If I add anything, I will spoil it. Ca suffit!
The Saxophone Runs for the Eritrean presidency
In the last edition of Negarit I expressed my final-and-binding hate for the saxophone. Surprisingly, I faced a barrage of comments. Ethiopians and Eritreans showed a rare solidarity. They provided me with links to tens of clips, all starring the saxophone. They hoped I would get used to the donkey bray-sound, and be convinced to like the saxophone, this is one thing I wish both people didn’t agree on. For God’s sake, they are denying us one reason to fight! However, though I tried to be friendly with the instrument, I failed. I was so agitated by the Saxophone Lobby that at night, I found myself supervising a presidential election in Eritrea. Two things were running for president, two un-animated presidential hopefuls: Saxophone against Isaias Afwerki.
Naturally, a few voters were captivated by the Ali Baabe haircut of Isaias, and voted for it. However, most of the people voted for Saxophone which won the election, by an astounding ratio of 10-1.
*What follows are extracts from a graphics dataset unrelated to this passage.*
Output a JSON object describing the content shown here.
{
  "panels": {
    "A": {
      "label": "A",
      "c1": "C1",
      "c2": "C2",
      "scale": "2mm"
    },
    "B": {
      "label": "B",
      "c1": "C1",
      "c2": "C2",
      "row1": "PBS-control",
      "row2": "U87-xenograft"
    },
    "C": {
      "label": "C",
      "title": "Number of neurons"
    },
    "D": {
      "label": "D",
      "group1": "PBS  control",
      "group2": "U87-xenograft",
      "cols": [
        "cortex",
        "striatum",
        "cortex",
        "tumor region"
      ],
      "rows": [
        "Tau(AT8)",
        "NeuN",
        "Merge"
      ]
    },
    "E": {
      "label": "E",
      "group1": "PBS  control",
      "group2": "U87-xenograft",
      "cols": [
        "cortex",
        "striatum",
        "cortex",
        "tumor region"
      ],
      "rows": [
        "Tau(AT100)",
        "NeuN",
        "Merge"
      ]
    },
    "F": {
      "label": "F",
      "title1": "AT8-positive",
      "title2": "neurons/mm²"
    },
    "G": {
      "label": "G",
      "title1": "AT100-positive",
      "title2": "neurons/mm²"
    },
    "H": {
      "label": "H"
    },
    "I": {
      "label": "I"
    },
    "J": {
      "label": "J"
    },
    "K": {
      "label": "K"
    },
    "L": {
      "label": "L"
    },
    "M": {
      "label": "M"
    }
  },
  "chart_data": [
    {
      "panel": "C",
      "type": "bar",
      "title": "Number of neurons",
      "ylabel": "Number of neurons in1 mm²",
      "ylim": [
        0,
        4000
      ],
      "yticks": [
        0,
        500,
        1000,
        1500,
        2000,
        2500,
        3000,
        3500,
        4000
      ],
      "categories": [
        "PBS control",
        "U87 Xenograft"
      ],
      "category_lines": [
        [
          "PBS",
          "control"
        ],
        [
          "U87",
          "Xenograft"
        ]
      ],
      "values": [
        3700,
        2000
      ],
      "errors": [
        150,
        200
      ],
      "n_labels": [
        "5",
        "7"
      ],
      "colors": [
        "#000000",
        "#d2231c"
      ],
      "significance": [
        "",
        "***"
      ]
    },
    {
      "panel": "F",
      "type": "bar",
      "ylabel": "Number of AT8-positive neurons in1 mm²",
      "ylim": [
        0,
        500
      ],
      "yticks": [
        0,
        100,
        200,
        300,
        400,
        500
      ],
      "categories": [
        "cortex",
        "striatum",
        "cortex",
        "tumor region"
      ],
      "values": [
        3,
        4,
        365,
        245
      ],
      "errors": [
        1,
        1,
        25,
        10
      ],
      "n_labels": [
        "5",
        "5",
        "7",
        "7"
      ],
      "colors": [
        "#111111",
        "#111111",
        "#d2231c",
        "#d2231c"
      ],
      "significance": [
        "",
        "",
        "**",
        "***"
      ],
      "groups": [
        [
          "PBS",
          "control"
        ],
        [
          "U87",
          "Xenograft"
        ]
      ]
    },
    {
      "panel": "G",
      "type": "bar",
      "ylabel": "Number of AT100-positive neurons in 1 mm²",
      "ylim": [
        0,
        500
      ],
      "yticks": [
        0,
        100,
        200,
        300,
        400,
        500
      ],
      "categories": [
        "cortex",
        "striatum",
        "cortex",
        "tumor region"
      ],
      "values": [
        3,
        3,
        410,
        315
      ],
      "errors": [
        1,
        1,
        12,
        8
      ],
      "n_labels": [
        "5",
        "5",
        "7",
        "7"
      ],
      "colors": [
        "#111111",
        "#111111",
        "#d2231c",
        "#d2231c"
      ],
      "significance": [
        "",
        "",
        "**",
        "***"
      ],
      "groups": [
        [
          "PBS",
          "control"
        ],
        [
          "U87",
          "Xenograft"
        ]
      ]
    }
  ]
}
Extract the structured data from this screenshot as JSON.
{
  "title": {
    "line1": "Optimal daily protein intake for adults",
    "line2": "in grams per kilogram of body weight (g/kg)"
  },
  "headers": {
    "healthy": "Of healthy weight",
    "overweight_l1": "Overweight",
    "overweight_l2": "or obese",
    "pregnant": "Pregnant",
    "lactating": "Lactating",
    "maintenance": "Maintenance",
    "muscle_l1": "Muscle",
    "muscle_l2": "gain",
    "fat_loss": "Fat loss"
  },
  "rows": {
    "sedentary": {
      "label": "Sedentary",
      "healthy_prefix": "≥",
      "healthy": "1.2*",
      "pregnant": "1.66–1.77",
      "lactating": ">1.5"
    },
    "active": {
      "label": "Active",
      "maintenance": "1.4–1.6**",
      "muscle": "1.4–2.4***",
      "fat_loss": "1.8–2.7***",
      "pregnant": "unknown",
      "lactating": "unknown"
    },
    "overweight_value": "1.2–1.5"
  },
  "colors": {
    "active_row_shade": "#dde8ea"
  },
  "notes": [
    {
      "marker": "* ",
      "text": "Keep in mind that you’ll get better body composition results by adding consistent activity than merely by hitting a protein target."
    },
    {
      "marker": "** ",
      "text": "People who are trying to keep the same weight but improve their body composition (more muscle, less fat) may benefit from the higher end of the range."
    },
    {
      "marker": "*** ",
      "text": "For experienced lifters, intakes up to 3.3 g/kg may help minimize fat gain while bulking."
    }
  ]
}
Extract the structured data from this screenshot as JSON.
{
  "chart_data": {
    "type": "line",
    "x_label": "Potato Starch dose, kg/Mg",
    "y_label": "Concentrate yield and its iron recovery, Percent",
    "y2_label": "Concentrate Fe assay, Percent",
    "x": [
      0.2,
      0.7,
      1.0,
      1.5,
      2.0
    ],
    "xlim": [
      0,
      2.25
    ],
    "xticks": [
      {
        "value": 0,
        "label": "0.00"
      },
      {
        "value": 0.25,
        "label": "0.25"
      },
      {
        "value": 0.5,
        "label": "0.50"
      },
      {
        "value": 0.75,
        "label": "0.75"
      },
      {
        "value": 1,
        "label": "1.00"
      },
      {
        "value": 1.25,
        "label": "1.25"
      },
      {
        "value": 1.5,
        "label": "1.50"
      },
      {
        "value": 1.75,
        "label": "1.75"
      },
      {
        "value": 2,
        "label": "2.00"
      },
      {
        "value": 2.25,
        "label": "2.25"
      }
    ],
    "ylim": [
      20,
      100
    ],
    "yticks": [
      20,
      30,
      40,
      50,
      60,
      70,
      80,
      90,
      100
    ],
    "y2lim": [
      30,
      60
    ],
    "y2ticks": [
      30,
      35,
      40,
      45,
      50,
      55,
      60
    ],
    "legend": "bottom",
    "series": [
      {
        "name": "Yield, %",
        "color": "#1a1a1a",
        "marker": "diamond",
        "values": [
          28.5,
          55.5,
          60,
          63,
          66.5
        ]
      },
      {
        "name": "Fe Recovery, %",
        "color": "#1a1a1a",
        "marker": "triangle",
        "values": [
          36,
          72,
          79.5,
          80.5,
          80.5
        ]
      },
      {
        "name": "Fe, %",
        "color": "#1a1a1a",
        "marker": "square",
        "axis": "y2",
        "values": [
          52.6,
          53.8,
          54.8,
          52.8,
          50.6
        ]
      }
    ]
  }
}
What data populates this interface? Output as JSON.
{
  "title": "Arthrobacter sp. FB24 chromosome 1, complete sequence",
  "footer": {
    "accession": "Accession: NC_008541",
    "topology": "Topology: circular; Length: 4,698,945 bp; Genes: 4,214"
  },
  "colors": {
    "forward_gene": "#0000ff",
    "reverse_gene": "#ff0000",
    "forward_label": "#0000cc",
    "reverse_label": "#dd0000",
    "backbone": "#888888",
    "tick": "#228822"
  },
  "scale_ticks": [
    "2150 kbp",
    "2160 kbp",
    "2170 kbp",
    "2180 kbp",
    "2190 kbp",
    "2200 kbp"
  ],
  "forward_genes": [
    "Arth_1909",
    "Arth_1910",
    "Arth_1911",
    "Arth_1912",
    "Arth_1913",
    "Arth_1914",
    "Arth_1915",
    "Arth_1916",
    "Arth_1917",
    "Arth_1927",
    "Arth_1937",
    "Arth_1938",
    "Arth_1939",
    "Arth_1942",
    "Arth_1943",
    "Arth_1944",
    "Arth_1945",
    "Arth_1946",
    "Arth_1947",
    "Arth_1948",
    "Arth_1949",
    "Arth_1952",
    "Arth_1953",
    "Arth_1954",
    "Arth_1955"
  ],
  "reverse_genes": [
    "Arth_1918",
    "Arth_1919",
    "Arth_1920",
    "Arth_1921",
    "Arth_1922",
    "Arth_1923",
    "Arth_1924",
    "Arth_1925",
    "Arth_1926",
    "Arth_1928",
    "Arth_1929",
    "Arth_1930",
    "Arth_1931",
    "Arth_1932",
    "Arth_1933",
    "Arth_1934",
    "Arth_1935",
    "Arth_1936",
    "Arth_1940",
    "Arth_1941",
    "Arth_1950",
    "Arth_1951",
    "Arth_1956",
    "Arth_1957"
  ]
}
The landslide victory of Saxophone over Isaias irritated the losing candidate and its group who refused to concede. In protest over the outcome and in defiance, they refused to leave their campaign station–a large white tent–where everyone, men and women alike, imitated the Ali Baabe haircut and wrapped themselves in Isaias’ flag. They wouldn’t stop beating the drums. One of the men in the tent screamed, “we will party here until the next election if that is what it takes, we can’t accept the winning of the inferior Saxophone over our superior Koboro.”
Admirably, in its campaign tour, the saxophone promised to change the situation in Eritrea. It declared, “My term will be better than the 24-year term of my opponent; I promise to rip off all the blindfolds that Isaias wrapped around your eyes, though unfortunately, you will go blind once you see my imitation-chandelier shape, and fake gold color. But I promise to pierce your eardrums, Deaf and Blind is what I have in mind!” The people at the tent didn’t hear any of the candidate’s statements, his words were buried under the loud drum beats.
Honestly, I am perplexed, however, I will be at the inauguration ceremony when the other thing, Saxophone, is formally declared the president of Eritrea. The public ceremony will be held at the Awate forum, where some are bent on initiating debates they know they cannot win, and cannot explain why they started it. Join me there and bring your Koboro; Saxophone is not welcome, please!
Damn, why did they create alarm clocks?